Landgraf wrote that weekly Ona agent sessions have grown 13 times in production since the beginning of the year, including use by major institutions such as the oldest bank in the United States, one of Europe’s largest pharmaceutical companies, and one of Asia’s largest sovereign wealth funds.

Ona said its platform was built around the belief that software development should not be trapped on a single laptop. The company said it has applied its experience in cloud development environments to cloud agents through reproducible environments, scoped credentials, audit trails, agent orchestration, and runtime AI security.

Enterprise security becomes central

For OpenAI, the acquisition is not only about making Codex more powerful. It is also about making Codex safer and easier to deploy in enterprise environments.

Ona has helped 2 million developers work in secure, reproducible cloud environments.

The company added that Ona’s customer-controlled execution model will allow agents to operate inside an organization’s own cloud environment while OpenAI provides the intelligence and orchestration behind the experience.

Thibault Sottiaux, OpenAI’s core products lead, said in the announcement that enterprises want powerful agents that can do real work while meeting security and control requirements.

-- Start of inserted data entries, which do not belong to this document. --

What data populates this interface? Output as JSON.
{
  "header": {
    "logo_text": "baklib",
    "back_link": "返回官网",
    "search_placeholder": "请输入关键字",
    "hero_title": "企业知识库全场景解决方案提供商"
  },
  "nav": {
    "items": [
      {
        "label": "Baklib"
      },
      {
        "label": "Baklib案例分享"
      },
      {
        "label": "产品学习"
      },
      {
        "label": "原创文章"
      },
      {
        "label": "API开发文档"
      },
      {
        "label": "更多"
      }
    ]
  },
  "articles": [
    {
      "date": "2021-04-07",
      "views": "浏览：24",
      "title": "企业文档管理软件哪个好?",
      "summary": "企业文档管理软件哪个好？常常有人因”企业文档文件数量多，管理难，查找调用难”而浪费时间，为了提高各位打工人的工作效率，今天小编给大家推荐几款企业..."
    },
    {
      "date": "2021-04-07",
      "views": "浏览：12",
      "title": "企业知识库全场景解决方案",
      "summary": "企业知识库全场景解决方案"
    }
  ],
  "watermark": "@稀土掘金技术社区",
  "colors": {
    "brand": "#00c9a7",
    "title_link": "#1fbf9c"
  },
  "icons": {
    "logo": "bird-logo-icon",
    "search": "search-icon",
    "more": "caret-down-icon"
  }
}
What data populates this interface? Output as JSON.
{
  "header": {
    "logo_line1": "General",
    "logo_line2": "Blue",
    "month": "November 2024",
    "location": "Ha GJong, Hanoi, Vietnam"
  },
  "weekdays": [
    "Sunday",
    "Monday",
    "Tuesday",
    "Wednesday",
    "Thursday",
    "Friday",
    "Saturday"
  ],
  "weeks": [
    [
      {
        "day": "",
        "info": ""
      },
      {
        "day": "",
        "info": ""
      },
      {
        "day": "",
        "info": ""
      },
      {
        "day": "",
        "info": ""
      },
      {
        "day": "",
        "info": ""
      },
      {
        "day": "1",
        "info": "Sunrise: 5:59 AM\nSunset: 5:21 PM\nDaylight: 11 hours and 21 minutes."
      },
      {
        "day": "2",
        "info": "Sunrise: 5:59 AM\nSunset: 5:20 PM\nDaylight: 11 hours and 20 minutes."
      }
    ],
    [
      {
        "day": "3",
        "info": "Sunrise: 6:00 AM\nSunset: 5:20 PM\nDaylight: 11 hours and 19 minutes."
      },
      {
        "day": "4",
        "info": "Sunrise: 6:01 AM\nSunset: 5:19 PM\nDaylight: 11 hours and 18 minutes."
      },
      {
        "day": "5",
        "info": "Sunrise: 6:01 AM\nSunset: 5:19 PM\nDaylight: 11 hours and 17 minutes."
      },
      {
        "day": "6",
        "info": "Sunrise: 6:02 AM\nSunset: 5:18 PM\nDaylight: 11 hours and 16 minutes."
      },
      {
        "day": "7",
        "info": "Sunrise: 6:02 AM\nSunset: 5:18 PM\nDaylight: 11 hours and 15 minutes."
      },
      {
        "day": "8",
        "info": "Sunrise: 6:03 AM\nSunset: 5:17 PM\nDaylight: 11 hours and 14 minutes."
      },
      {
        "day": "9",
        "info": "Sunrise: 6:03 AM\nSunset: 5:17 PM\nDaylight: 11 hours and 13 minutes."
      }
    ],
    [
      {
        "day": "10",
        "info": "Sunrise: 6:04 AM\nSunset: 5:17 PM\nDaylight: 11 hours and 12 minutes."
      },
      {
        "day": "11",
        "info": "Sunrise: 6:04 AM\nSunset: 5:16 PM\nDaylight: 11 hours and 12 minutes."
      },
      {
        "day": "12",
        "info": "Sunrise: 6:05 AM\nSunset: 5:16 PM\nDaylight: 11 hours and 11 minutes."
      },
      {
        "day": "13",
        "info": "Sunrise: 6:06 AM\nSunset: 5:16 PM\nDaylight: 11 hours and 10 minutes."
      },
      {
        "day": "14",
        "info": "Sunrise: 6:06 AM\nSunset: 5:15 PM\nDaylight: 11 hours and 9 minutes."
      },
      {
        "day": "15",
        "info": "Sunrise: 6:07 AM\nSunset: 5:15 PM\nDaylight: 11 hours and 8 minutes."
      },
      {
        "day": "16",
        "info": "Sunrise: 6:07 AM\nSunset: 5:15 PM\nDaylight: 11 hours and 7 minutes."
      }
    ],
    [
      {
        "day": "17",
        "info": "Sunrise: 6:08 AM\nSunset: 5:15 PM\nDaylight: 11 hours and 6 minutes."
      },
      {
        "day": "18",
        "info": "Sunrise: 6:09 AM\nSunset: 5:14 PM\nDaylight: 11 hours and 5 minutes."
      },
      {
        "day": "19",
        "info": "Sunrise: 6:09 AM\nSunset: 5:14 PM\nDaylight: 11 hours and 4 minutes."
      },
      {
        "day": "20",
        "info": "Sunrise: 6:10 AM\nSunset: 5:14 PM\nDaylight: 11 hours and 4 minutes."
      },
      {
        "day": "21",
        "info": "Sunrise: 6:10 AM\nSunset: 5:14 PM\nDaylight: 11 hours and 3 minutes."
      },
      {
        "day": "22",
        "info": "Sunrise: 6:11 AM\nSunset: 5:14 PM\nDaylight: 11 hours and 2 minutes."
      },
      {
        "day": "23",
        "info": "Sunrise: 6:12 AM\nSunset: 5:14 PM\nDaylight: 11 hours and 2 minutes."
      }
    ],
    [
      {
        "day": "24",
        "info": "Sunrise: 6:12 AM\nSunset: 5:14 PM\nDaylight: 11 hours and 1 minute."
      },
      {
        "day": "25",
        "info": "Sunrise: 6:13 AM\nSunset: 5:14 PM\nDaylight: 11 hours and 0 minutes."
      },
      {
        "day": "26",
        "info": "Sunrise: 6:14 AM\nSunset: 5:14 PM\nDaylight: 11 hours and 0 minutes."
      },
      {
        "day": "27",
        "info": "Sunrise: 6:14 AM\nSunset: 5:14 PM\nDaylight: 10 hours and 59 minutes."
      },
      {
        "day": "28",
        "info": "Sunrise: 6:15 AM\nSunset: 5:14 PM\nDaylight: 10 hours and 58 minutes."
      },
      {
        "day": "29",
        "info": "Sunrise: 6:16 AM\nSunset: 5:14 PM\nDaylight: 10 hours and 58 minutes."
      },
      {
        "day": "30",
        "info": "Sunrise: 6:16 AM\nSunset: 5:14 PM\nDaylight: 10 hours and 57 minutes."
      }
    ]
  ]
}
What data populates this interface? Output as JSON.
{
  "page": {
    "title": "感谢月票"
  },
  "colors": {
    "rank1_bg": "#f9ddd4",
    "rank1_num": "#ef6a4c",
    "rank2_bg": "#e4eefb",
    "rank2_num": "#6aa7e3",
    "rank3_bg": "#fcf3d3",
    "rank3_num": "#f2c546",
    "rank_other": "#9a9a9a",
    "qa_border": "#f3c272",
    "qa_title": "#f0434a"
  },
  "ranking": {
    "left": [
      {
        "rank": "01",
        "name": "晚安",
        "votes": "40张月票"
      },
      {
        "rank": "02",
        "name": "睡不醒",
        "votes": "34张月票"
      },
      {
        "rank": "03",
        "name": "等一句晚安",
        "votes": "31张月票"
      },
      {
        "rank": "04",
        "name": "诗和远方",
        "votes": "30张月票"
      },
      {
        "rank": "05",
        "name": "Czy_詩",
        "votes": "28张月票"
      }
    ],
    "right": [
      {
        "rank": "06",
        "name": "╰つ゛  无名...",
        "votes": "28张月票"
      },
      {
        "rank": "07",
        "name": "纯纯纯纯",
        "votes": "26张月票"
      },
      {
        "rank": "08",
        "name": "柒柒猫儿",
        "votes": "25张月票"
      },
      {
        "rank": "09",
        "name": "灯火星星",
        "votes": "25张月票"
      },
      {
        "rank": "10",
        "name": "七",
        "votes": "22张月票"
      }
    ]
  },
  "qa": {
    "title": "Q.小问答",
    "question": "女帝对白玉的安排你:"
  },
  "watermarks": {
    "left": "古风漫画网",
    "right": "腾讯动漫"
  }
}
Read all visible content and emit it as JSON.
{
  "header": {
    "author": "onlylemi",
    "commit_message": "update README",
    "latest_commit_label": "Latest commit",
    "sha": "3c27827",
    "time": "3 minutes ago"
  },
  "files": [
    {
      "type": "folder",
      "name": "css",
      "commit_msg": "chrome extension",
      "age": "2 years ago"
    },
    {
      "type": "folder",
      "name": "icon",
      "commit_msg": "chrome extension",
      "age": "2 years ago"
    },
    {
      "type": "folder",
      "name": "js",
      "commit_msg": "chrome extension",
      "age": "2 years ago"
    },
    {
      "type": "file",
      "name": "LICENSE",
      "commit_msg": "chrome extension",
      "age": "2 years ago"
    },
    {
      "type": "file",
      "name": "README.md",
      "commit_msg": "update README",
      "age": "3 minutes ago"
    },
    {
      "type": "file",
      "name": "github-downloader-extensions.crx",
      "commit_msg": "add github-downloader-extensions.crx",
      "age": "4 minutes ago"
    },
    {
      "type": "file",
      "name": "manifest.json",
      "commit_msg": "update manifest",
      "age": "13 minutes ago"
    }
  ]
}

Deal remains subject to closing conditions

The acquisition has not yet closed.

The transaction remains subject to customary closing conditions, including required regulatory approvals. Until closing, OpenAI and Ona will remain separate and independent companies.

After the deal closes, Ona’s team will join OpenAI and work with the Codex team to advance secure, persistent enterprise execution capabilities.

The acquisition shows where OpenAI wants Codex to go next: from an AI coding helper into a more persistent work system that can continue tasks across cloud environments, devices, and production workflows.

For developers and enterprises, the bigger question is whether Codex can become not just a tool that writes code, but an AI collaborator that can safely carry complex software work forward over time.